La place d’Espana est un beau demi cercle de 200 mètres de diamètre, représentatif de l’art andalou avec des constructions en briques et des azulejos a tour de bras. Au milieu court un large canal, également en demi cercle, qui est franchi ^par quatre très jolie ponts d’inspiration japonaise par leur forme et de réalisations Andalouse par leur tons bleus et blancs de balustrades (en azulejos bien entendu).

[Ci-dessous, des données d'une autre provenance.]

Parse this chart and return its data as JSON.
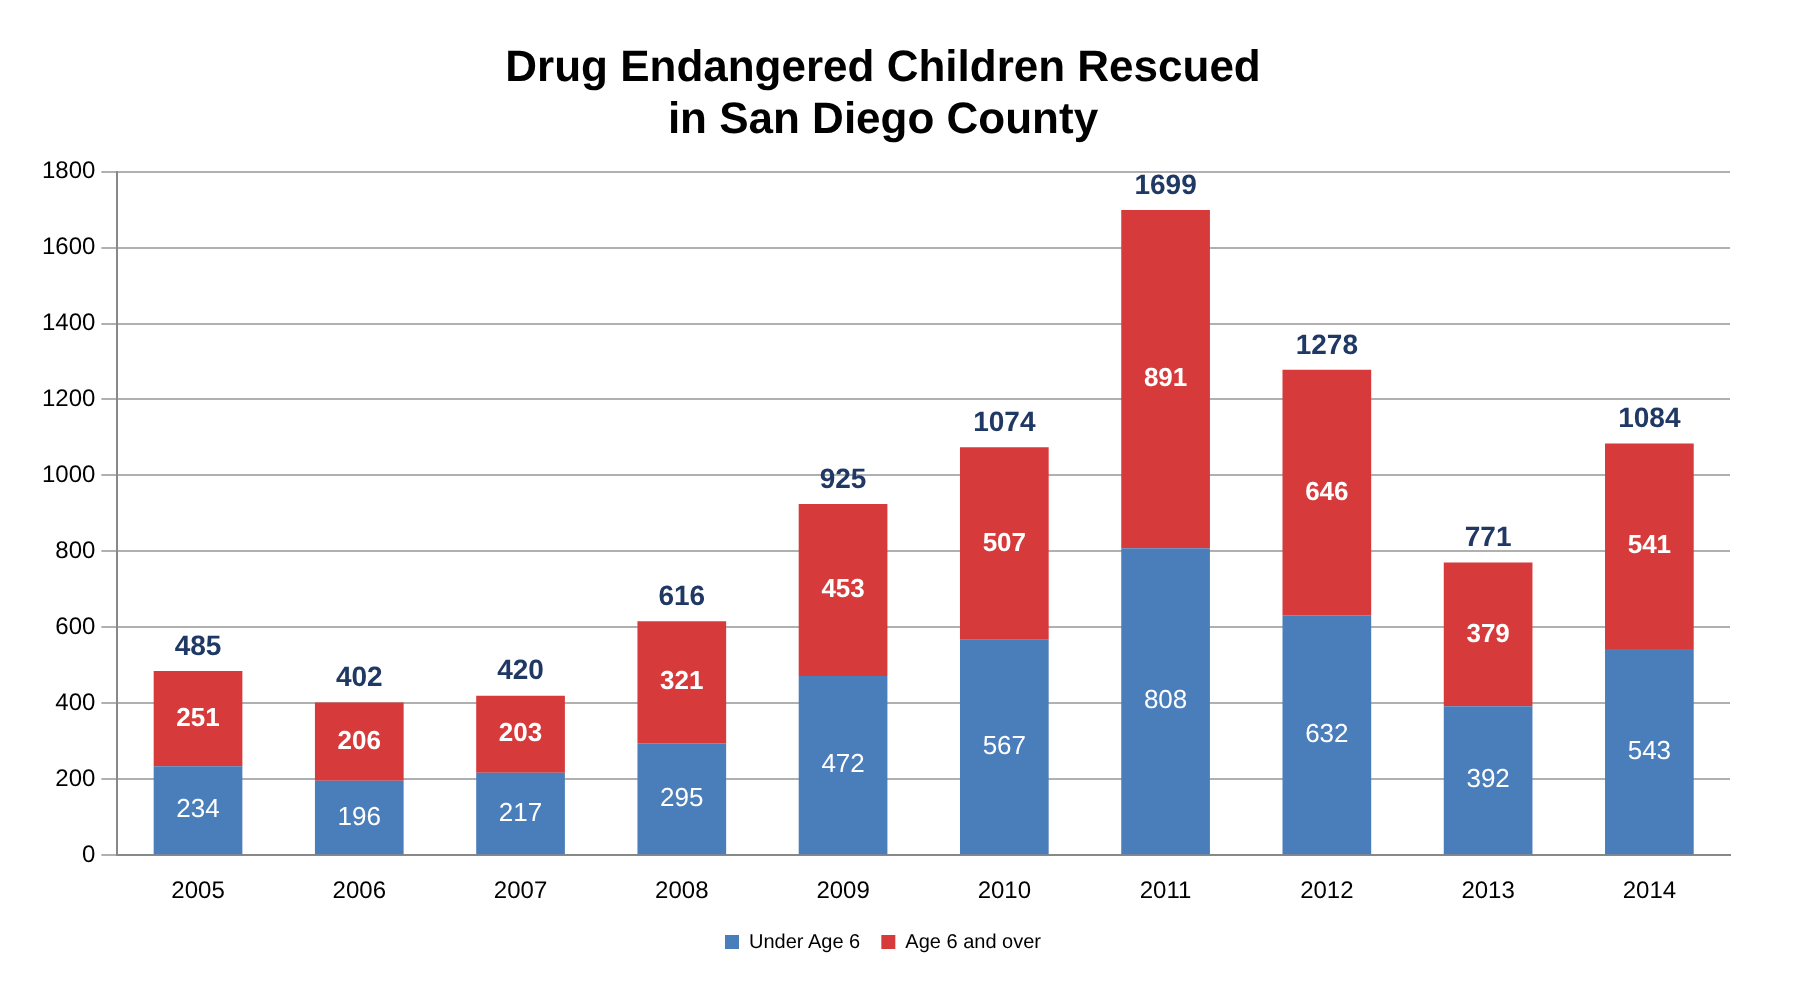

Nous revenons par une (longue) promenade le long du Guadalquivir. Les quais sont très larges, il ne faut pas oublier que Séville était un grand port ou bordaient tous les bateaux qui revenaient des indes et qui remontaient le guadalquivir pour décharger a Séville.
Nous reprenons la voiture, bien sur un « gardien « nous explique qu’il l’a surveillée nuit et jour en notre absence. Nous lui donnons 1 € en lui disant que c’est pour l’aider pas parce qu’on croie qu’il l’ai fait. Il y a plein de « gardiens » qui se place en face des p^lace vides et vous « aident » a vous garer et vous promettent de surveiller la voiture en votre absence. On en a même vu un qui était vêtu d’une sorte d’uniforme bleu marine qui lui donnait un air très officiel.
Nous reprenons la route vers Cordoue en marquant un arrêt à Carmona. Le Routard recommande le « bar de la plaza » net sa paella du dimanche. Justement on est dimanche : la paella n’est pas terrible. On aurait mieux fait de prendre l’assortiment maison de tapas que nos voisins Anglais ont pris, il a l’air sympa.
Le bled est joli mais très simple, on y croise bien sur au moins un mariage qui sort de l’un des nombreuses églises de la ville.
Autovia vers Cordoue très calme. En arrivent on voit tout de suite que le stationnement dans la veille ville est difficile, on a la chance de trouver un stationnement pratiquement correct et on réserve sans recherches excessives une chambre a l’hôtel « el triumfo »qui se trouve près de la place du même nom. Hôtel est sympa mais il s’avérera qu’il est placé en plein centre animé et qu’on entendra très tard dans la nuit les gens qui parlent fort dans la rue (ici aussi la technologie du double vitrage voire de la fenêtre qui ferme de façon étanche ne sont pas mises en œuvre).
Nous traversons le pont romain qui a été construit sous Auguste puis reconstruit plusieurs fois au cours des siècles. C’est un magnifique pont de pierre entièrement piétonnier. Le contraste est saisissant ente la taille des piliers avec leur étrave de plusieurs mètres de long construits pour résister a des rues du type « ouverture de la mer morte par Moise » dans le film de Cecile B De Mille et le mince filet d’eau qui coule dessous. Les arabes avaient construits trois moulins a eau au milieu de la rivière, l’un d’entre eux a été restauré récemment.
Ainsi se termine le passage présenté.